The Customs and Border Protection (CBP), which conducts inspections at the U.S. borders, announced its plan to immediately eliminate the I-94 card issued to nonimmigrant arrivals. The I-94 card is a white card affixed to the passport at the time of entry. This card is the document that grants nonimmigrant status and shows critical information such as entry date, authorized period of stay and class of admission. The elimination of this document was slated to begin late summer 2012 in a few small airports, but the CBP is accelerating this plan for system-wide implementation.
In lieu of the I-94 card, CBP plans to issue an admission stamp on the passport of a nonimmigrant which will include a handwritten notation of the admission status (whether H-1B, L-1A, etc.) and the authorized period of stay.
New Arrival Procedure
Nonimmigrants arriving at U.S. air and seaports using the Advance Passenger Information System (APIS) will no longer receive a physical I-94 card. The APIS is a web-based system used by commercial carriers and private aviation services to electronically update CBP with notices of arrival, departure and traveler manifests.
Going forward, nonimmigrants arriving at air and sea ports using APIS will only be issued a stamp in their passport and CBP will create an electronic record for arriving nonimmigrants.
Those arriving at a land border, with certain exceptions, will generally continue to receive a valid I-94 card. Certain classes of arrivals like refugees will also be issued valid I-94 cards.
During a transition period, CBP tentatively plans to issue a paper I-94 but with a control number that has no connection whatsoever to the arrival record of the nonimmigrant. This proposed paper I-94 would have no actual function and no legal significance.
Why Eliminate the I-94?
According to its August 7, 2012 update, the CBP is taking at least 30 days to enter foreign visitor travel information into its I-94 database and approximately $19 million per year to print, store, distribute, gather and enter I-94 data.
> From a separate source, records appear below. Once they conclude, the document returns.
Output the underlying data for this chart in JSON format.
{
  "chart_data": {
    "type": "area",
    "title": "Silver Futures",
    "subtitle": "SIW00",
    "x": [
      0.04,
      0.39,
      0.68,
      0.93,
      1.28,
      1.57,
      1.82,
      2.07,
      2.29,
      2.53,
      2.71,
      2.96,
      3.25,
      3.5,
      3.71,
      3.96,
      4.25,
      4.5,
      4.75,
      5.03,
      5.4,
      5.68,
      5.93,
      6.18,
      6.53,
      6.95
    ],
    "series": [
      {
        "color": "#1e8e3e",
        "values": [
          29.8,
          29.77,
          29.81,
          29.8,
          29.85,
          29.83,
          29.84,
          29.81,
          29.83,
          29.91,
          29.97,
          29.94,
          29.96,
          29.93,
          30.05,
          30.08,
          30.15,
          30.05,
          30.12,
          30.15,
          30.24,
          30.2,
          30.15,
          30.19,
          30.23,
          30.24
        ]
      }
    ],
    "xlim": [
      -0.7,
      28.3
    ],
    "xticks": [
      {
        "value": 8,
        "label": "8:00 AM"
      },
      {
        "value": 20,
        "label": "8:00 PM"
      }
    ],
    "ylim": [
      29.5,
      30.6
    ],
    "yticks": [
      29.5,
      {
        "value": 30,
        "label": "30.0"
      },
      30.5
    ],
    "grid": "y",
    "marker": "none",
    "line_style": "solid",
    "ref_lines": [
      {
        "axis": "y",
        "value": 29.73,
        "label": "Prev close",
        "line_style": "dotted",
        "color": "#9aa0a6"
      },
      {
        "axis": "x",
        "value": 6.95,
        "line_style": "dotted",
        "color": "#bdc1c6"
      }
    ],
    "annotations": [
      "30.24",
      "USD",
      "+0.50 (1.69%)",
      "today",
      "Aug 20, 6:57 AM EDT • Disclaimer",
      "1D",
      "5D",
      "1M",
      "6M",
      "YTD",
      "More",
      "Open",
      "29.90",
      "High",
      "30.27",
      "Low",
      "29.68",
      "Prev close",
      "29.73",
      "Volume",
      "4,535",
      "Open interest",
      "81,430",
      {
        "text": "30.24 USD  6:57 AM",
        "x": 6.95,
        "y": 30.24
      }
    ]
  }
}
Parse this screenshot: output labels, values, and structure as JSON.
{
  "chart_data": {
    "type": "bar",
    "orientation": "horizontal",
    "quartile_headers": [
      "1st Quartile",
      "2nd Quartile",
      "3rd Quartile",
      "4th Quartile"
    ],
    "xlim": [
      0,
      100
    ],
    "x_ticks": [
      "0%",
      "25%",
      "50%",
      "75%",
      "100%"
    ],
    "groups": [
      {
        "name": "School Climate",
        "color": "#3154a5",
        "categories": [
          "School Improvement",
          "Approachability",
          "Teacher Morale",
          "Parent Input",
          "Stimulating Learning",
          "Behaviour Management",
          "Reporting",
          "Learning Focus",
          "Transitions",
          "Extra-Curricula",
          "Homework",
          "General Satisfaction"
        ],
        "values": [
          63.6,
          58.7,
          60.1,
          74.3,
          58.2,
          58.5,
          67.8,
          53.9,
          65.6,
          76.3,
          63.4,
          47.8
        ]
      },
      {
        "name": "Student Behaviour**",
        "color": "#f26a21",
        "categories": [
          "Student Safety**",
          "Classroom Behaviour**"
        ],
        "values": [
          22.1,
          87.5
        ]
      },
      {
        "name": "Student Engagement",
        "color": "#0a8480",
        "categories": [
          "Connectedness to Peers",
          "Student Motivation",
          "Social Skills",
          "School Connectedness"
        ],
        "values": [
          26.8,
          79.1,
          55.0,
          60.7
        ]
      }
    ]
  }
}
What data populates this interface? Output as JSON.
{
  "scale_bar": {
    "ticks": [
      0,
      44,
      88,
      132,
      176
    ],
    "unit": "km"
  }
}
Besides the cost savings of eliminating the I-94, CBP expects to reduce database errors through this electronic nonimmigrant admissions process which will utilize information provided in the nonimmigrant visa application submitted to U.S. consulates and APIS.
Impact on U.S. Employers and Nonimmigrants
The elimination of the I-94 card has far-reaching implications not just on nonimmigrants, but on U.S. employers as well. Regulations governing employment verification systems, specifically the Form I-9 and E-Verify, will need to be overhauled to reflect this change. Employers are currently authorized to accept a foreign passport and a properly endorsed I-94 or I-94A as proof of employment eligibility and identification to complete the Form I-9.
Many forms used by the U.S. Citizenship and Immigration Services (USCIS) to process immigration benefits like immigrant worker (I-140) or relative (I-130) petitions, adjustment of status to permanent resident applications (I-485) as well as applications for extension or change of nonimmigrant status (I-129, I-539) require the nonimmigrant’s I-94 number.
CBP’s plan could also potentially impact the USCIS procedure of issuing I-797 Approval Notices with a detachable replacement I-94 card to many nonimmigrants who change or extend their visa status. Although CBP has updated USCIS about its plan to eliminate the I-94, it is not clear how USCIS plans adapt to this development.
In addition, the elimination of the I-94 may affect the requirements for the issuance of Social Security Numbers to qualified nonimmigrants since the Social Security Administration relies on the I-94 as evidence of employment authorization.
State motor vehicle bureaus will also need to retrain personnel and reconfigure databases since they rely heavily on the I-94 for the nonimmigrant’s status verification.
It is also unclear how the CBP will process the readmission of some nonimmigrants under its Automatic Visa Revalidation procedure without the I-94. Automatic Visa Revalidation allows nonimmigrants to return to the U.S. after a short visit from contiguous territory like Canada or Mexico upon presentation of their valid I-94 card.
Errors are inevitable during the admission process and even though CBP’s goal for this change is to reduce errors. The entry stamp, nonimmigrant category and admission dates will continue to be entered by hand at the port of entry. As such, CBP Deferred Inspection Unit will continue to be available to correct admission errors.
Notably, CBP may create a web portal to allow nonimmigrants to verify the accuracy of the electronic record and the handwritten notation on the passport.
Although this transition will likely cause confusion for travelers to the US, CBP is following trends within the business community to reduce costs by reducing paper. Ultimately, travelers, employers, USCIS, States’ Motor Vehicles Departments and the Social Security Administration will adapt.